Ni siquiera me contestó. Minutos después un agente entró con un perchero de pie, lo puso al lado del había junto al pasillo que conduce a los calabozos, y comenzó a cambiar los sombreros de uno a otro. Cuando hubo terminado uno cayó al suelo, sin que el agente se percatara de ello. De hecho, nadie en el mundo más que yo, se percató. Después de caer, a pesar de ser un sombrero cazapatos de forma caprichosa, comenzó a rodar hasta esconderse tras la pictocopiadora al óleo, que había en un rincón. Miré a mí alrededor y nadie me miraba. El bigotón se había dormido y el señor con sombrero de copa que había a mi otro lado, también. Me deslicé con la sinuosidad que me caracteriza, y me hice con él. Hacia juego con mi pantalón de paño verde, mi camisa blanca de clase de música, y mi chaleco verdeotoño. No soy muy de modas, ni de hacer juego, pero las oportunidades hay que aprovecharlas.
―¿Qué pasa Watson? ―entró gritando un señor, que por los aires que se daba, podía haber sido el mismísimo inspector en jefe de Scotland Yard.
―Sherlock… ―contestó señalando con la cabeza a los calabozos.
«WALLA… Popular detective que nos han traído por aquí», pensé yo. Luego todas las piezas fueron encajando. El bigotón, el familiar gorro cazapatos, que entonces supe de qué me sonaba, el airesdegrandeza, la sumisión del agente Jámeson. Y yo con el gorro de Sherlock en la cabeza. Recé para que lo sacaran igual de desparramado que lo habían entrado. Pero no fue así. Salió como una furia, sujetado por Watson, con un gorro de presidiario. Suplique al cielo que no se diera cuenta y que nadie le dijera nada, pero el cielo no me atendió.
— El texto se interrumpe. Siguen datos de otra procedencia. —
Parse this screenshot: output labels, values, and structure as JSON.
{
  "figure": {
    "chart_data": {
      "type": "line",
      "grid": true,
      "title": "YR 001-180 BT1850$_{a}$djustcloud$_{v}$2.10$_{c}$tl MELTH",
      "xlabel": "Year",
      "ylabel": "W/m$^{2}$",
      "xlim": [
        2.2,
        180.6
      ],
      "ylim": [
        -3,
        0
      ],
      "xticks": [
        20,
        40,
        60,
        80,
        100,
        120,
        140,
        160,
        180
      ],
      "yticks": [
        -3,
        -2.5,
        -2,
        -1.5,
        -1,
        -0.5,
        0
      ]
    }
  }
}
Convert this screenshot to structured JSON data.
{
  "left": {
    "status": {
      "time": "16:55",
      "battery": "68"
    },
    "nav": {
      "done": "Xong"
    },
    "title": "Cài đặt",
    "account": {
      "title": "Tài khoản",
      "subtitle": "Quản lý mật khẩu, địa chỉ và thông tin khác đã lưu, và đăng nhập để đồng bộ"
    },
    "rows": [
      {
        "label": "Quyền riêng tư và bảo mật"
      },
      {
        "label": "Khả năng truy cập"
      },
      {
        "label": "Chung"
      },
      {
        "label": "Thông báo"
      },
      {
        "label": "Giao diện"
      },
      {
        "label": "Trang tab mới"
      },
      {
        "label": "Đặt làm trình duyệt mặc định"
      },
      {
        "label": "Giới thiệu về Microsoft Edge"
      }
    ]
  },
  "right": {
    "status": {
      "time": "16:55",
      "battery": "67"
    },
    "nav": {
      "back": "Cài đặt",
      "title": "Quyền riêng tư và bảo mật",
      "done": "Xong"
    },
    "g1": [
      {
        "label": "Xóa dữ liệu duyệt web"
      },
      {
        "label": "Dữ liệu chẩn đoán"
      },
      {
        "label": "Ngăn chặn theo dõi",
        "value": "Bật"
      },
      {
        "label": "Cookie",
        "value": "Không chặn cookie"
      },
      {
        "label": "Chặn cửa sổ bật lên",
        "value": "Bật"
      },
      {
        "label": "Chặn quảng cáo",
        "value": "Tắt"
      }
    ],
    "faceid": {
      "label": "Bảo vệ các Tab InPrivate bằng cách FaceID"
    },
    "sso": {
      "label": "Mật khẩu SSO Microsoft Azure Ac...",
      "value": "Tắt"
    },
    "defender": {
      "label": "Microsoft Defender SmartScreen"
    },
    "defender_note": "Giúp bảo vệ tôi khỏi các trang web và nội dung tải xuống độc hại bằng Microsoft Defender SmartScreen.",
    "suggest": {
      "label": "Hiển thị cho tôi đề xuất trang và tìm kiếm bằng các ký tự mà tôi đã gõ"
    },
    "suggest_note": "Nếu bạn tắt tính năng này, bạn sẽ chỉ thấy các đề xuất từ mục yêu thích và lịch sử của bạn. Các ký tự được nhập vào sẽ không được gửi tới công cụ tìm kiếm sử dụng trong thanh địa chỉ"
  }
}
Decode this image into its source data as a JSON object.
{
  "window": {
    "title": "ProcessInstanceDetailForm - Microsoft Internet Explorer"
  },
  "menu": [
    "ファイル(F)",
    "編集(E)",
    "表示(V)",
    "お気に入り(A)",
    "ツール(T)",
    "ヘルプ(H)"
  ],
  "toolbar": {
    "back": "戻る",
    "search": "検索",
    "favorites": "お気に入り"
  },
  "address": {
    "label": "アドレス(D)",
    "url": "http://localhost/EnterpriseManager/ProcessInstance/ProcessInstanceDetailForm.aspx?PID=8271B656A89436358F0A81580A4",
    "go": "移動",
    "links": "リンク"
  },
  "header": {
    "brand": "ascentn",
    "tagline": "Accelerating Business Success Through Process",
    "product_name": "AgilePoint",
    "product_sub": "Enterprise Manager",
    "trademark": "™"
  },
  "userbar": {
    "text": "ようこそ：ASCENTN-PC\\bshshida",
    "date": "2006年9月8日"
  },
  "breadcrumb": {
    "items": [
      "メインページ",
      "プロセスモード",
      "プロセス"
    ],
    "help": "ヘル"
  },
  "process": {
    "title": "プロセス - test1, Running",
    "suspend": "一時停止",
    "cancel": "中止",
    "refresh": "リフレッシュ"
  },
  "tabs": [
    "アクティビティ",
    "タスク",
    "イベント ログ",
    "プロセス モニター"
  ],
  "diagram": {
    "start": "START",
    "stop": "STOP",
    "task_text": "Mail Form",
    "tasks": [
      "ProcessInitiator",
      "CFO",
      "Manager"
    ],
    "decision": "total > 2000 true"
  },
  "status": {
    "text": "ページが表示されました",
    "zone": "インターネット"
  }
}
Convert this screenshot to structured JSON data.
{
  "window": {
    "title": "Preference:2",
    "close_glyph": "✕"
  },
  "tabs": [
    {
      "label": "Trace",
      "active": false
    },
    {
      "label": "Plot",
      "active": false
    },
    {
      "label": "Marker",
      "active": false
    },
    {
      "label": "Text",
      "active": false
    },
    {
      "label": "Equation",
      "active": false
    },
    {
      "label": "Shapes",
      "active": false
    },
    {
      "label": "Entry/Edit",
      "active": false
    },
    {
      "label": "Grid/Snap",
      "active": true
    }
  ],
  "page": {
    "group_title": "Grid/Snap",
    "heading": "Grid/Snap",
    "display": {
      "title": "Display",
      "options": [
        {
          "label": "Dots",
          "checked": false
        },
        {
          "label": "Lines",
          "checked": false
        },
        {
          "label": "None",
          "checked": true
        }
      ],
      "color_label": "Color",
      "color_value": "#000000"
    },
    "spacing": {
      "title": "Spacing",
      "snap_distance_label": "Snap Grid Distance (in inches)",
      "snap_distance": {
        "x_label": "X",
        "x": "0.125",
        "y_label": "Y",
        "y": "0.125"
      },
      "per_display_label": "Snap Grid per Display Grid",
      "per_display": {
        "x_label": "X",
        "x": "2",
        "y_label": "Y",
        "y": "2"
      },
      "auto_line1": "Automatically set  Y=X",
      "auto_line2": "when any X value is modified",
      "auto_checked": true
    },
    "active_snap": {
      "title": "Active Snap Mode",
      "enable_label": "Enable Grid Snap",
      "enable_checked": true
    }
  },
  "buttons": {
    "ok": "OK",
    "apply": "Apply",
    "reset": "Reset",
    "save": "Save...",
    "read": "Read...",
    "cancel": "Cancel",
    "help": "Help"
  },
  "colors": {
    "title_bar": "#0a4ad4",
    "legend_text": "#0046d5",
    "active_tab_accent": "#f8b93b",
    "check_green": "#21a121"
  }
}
―¿Dónde demonios esta mi gorro?
Comenzó a inspeccionar la estancia, al mismo tiempo que yo le cogía el sombrero de copa a mi vecino ―que seguía en los brazos de Morfeo―, y me lo calzaba encima del cazapatos.
―En el perchero.
―¿En cuál? ―El agente Jámeson se giró.
―Ahh… en el que están todos. El otro nos lo prestó el Agente MadHatter, mientras nos arreglaban la pata del nuestro.
―Elemental, querido Jameson, pero ahí… no está ―terminó gritando.
Todos buscaron el cazapatos en el perchero y sus alrededores. Comencé a levantarme lentamente. Mi padre tendría que volver por sus medios por muy borracho que estuviera.
―¡Que nadie salga de la comisaria! ―gritó Sherlock, una octava por debajo de lo que hubiera sido necesario para despertar a mi vecino. Empezó a realizar unos movimientos que podían interpretarse como un cálculo de la trayectoria descrita por el sombrero caído. Era bueno, el cabrón. Fue derechito al pictocopiadora. Vi una gota de oleo rojo, en el suelo, un microsegundo antes de que él la viera. El manazas que había venido a recargar la máquina de pictocopiar, había dejado caer una gota… ¡Maldita sea! Sherlock sacó ―no sé de donde― su lupa, y apuntó a la gotita. Seguidamente se levantó y empezó a mover el cuello como una gallina que acaba de cazar un gusano. Escudriñó en silencio, el calzado de todos los de la sala, hasta que se detuvo en el mío. Sonrió y comenzó a dirigirse hacia donde yo estaba. Mis adorados zapatos marca “PATOS”, de los que tan orgulloso estaba, me habían delatado. Amplió el arco de su sonrisa, cuando miró mi tocado de copa, seguidamente a mi descubierto y dormido vecino vestido de frac, y finalmente otra vez a mí. Llevaba una versión cara de mi indumentaria, o yo una barata de la suya, pero prácticamente iguales. Luego miró mi violín. Luego se paró, miro al techo y dijo:
―Vámonos, Watson. Hay que pasar por la sombrerería.